I’m not sure where I got the idea that Vivian Divine is Dead was a dark comedy. An early blurb maybe? The dark, yet whimsical cover? I don’t know. But once beginning, it quickly became clear that this was a gross misperception on my part. Dark? Oh, definitely. Funny? Not in the slightest. But expectations aside, while not terribly complex or airtight, it nonetheless proved to be a gripping fast-paced mystery which results in Vivian’s continued, frantic escape for her life, set against the fantastic and colorful backdrop of rural Mexico and Día de Muertos. Combining all of these elements, Sabel successfully weaves throughout her book a vivid and pervasive sense of urgency, danger, suspense and utter “wrongness” that kept me flipping pages, and had me finishing this book within a matter of hours.

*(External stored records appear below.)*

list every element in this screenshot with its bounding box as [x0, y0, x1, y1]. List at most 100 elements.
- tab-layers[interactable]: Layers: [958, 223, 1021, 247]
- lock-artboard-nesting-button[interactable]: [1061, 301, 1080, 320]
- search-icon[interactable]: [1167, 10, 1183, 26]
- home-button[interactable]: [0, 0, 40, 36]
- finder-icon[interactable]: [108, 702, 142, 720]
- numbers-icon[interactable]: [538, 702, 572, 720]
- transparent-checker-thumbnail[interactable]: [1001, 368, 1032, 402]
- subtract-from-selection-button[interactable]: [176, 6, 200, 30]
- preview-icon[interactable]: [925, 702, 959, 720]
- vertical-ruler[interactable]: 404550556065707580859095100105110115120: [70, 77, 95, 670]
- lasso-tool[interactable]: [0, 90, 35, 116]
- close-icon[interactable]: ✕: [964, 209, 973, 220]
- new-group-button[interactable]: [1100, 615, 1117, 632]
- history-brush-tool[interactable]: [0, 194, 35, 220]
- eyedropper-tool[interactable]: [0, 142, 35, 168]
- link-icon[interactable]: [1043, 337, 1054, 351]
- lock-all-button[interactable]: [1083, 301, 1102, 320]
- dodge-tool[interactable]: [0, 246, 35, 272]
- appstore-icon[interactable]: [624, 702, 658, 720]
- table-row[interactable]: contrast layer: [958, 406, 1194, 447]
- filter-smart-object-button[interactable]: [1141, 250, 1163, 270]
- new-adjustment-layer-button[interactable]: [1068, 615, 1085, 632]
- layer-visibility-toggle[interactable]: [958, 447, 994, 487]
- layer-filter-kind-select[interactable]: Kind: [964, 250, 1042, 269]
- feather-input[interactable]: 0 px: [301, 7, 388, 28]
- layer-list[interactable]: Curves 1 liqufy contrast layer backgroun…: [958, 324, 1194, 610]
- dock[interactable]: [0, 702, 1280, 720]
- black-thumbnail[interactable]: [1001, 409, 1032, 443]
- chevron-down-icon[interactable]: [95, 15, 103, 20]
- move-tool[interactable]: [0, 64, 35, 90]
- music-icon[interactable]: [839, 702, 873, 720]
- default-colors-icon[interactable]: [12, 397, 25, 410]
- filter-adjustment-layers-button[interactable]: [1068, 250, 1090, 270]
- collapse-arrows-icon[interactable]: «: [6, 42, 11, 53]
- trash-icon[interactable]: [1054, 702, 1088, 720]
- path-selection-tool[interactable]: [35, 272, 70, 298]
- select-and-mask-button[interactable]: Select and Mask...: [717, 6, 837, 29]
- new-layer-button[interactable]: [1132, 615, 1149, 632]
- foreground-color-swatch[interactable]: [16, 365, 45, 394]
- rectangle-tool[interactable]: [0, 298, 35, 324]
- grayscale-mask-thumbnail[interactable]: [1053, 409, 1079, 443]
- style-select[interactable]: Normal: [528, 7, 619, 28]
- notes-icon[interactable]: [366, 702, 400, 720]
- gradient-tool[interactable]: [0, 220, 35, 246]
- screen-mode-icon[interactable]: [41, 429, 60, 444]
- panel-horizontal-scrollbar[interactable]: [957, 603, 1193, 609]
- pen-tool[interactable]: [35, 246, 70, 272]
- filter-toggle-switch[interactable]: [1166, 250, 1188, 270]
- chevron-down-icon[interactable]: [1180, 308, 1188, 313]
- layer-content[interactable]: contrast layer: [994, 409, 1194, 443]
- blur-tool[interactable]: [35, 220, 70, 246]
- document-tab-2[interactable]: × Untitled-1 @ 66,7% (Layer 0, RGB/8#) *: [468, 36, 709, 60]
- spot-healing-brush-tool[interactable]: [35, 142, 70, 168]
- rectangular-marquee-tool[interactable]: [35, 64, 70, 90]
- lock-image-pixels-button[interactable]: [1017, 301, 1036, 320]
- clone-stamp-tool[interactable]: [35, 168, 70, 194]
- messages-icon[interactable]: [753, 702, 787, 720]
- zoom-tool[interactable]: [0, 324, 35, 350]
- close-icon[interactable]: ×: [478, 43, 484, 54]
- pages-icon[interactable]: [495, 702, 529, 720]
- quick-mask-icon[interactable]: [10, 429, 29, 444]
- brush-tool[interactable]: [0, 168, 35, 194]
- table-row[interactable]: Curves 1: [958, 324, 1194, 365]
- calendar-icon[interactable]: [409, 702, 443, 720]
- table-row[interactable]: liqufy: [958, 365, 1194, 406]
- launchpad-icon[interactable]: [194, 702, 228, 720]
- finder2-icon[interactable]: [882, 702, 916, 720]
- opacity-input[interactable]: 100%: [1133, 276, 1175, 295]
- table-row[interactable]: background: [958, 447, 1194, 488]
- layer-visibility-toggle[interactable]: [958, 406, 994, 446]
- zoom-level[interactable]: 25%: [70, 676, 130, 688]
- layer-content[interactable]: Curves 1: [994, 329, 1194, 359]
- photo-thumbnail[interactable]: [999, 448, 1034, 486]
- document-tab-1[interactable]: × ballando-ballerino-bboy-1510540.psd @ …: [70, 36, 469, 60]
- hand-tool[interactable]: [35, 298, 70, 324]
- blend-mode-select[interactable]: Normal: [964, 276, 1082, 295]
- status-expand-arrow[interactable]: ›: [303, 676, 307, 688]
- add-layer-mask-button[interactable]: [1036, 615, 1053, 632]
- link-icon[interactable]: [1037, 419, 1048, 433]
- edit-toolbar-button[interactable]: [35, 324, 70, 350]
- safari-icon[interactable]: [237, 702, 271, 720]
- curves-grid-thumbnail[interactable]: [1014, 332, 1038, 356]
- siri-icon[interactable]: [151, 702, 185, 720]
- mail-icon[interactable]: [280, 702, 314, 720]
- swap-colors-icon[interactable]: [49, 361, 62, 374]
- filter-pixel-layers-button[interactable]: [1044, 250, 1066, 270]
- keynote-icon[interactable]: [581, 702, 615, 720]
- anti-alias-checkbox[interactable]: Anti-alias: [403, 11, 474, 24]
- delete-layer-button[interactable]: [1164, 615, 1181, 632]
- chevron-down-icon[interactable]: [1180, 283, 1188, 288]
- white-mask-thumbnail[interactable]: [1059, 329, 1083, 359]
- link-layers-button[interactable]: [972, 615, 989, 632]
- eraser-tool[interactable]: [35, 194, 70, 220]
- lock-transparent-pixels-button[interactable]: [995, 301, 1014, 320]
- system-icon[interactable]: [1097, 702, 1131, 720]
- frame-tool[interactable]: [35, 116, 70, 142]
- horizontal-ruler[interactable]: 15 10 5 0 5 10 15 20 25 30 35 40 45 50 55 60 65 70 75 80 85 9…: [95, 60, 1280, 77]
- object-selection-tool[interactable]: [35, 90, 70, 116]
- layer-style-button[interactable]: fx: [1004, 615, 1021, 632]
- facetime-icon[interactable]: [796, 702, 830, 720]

I think the allure of this book, though, is found mostly in Vivian’s character. For being a Hollywood darling, she is surprisingly grounded and real. On the run for her life in rural Mexico, she’s definitely out of her element. This, plus her grief over the loss of her mother, is raw and easy to sympathize with, and made Vivian a very relatable character despite her extraordinary circumstances. However, that said, there are certain themes that Sabel tries to develop in Vivian’s character over the course of the book that, when all is said and done, weren’t achieved quite as effectively as they should or could have been. And despite the fact that I devoured this novel, the ineffective character development, an insta-lovey type romance, the sometimes flimsiness of the mystery, and the bleak feeling I was left with ultimately colored my final thoughts on the book.
Overall, Vivian Divine is Dead is one of those odd reads where despite the fact that it was a page-turner, it just wasn’t quite for me.